Within a matter of weeks I realized that Mac mini had become my primary computer. I even started programming in AppleScript, relying on a rapidly dog-eared copy of Matt Neuburg’s AppleScript: The Definitive Guide. When Apple announced the transition to CPUs from Intel, I was able to virtualize Windows on a Mac and continue my conversion.

As an industry analyst I did a fair bit of writing on technology, but it was all impersonal. By this point Chris had contributed some articles to TidBITS, and I asked if he could quietly approach Adam with a story idea about my “switcher’s tale.” The only problem was that, due to my day job, I would have to write under a pseudonym and my real identity would need to be kept secret.

Adam liked the idea, and thus I wrote my first ever TidBITS article (“From iPod to MacBook Pro: A Switcher’s Tale,” 13 March 2006). Over the course of the next year I wrote three more TidBITS articles under the name “Robert Movin.” In August of 2007 I left my job, founded my own firm, and started writing the occasional TidBITS article under my real name.

As Macworld Expo approached I asked Adam in email if it would be okay if I used TidBITS as a reference to apply for a press pass. I didn’t hear back right away – which is unlike Adam – leading me to assume I had offended him. When I gently inquired again, I was shocked when he offered me a staff position. I hadn’t offended him; he was just bouncing the idea off the rest of the team.

It’s been almost three years now, and I am still completely humbled and honored to be a part of this group.

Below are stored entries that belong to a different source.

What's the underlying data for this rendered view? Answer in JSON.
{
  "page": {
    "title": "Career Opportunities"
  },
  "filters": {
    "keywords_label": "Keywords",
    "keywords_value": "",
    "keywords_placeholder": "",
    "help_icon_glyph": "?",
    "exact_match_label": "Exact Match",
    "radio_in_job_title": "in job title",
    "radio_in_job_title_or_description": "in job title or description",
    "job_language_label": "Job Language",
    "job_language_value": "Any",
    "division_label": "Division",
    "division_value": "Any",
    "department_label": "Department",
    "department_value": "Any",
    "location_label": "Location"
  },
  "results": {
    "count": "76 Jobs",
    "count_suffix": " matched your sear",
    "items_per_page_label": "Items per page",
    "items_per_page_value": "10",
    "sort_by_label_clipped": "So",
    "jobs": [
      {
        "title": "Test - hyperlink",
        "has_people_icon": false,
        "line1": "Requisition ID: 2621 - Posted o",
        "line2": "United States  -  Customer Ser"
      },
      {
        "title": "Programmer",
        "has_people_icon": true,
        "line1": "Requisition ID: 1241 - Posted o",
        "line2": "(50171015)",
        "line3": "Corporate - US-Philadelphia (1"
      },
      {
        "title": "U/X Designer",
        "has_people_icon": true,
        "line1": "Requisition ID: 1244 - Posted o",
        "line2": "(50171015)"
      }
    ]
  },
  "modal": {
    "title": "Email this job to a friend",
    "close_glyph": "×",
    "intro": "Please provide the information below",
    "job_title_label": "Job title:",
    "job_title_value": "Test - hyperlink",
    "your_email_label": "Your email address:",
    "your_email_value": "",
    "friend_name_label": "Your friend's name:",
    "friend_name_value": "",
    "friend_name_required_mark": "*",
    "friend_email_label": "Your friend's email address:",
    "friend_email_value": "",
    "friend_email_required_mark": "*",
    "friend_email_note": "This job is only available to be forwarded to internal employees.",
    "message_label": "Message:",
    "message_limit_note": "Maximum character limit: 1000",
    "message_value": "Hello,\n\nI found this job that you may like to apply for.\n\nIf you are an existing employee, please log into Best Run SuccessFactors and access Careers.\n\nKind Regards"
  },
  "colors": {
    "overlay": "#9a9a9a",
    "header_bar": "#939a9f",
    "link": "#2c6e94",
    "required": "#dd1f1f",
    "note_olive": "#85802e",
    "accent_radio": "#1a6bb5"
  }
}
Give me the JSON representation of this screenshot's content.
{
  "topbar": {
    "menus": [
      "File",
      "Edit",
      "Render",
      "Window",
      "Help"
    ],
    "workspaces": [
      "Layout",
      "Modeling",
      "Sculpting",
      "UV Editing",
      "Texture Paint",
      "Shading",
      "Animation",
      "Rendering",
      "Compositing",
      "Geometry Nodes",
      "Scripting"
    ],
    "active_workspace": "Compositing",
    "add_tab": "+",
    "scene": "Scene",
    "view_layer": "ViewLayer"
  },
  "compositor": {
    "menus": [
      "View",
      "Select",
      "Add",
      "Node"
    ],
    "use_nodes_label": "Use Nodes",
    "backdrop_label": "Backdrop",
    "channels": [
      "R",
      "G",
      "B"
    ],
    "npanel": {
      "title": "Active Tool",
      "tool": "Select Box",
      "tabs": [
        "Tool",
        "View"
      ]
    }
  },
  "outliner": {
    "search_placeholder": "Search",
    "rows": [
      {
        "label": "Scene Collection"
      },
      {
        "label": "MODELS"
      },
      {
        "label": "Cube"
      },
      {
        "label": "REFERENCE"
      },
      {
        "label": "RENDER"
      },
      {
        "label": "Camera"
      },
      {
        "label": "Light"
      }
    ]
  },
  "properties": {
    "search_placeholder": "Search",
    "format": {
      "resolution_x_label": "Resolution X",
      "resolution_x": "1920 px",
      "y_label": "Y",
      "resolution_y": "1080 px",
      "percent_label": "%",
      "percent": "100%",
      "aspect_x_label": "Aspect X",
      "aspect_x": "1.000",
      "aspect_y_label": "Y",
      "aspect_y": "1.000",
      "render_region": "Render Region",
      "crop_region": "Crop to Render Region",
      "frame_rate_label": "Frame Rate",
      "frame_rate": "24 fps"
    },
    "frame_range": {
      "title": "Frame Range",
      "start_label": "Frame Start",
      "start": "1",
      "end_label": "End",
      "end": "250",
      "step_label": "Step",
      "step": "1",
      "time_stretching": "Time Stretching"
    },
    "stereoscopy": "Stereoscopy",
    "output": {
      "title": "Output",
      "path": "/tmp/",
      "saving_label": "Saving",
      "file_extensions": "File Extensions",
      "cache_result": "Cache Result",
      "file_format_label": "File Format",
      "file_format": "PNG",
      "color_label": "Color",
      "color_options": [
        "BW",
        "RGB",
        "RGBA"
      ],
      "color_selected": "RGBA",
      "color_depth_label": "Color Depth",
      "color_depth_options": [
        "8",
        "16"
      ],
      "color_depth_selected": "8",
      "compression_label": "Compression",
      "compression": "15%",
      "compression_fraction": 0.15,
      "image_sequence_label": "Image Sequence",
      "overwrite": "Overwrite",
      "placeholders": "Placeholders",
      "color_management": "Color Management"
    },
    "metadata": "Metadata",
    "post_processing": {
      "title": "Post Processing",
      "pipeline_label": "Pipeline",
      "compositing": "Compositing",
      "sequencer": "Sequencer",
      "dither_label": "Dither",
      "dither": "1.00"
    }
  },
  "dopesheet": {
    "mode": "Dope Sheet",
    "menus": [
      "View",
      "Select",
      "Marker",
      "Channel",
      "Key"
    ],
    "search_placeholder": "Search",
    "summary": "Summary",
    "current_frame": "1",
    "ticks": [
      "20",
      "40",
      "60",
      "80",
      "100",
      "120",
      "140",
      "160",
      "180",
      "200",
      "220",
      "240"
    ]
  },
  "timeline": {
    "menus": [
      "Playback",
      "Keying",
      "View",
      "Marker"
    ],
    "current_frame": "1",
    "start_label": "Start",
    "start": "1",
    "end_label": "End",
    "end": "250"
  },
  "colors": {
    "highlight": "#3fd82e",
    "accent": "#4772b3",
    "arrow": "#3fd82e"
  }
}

Doug McLean — My first knowledge of TidBITS came in an unexpected way for one of the world’s longest-running electronic publications: by shuffling through the Jobs section in an actual newspaper! I had just returned to Ithaca with my girlfriend, who was beginning her master’s degree at Cornell. The ad said something about a part-time opportunity for writing and editing about computers with a focus on Apple. Having just left a job managing a Mac-based network for a small art college near Boston, the job sounded perfect.

After a cheery phone interview with Tonya and a writing sample submitted, I found myself face-to-face with Tonya and Adam at a local coffee shop. It was one of the best job interviews I’ve had – not because I thought I nailed it, but because we actually had a fun and engaging conversation. An hour flew by talking about Facebook versus Twitter, Steve Jobs’s performance and personality, and even a little about art (Adam and Tonya both have a keen interest, and I studied art in college and continue to maintain a studio).

Well, I lucked out, and got the job. Joining the TidBITS staff has been an enormously enjoyable learning experience. I can remember early on asking Adam if he could suggest some general reading on the history of the Apple, being invited over to the Engsts’ home, and coming away with a heavy stack of books including everything from Guy Kawasaki’s seminal “The Macintosh Way” to David Allen’s “Getting Things Done” (a helpful book for those learning to work from home!) – as well as some of the many peaches produced by their overzealous fruit trees. I was also astonished by my first time collaborating in real time on coverage of a big Apple event. It was amazing to see the characters in the article appear, disappear, and change before my
eyes as five other editors worked on it – like some kind of digital ant hill.

While I’ve been a part of TidBITS for only a tiny fraction of its existence, working alongside the rest of the TidBITS crew is a daily pleasure, and one for which I’m enormously grateful.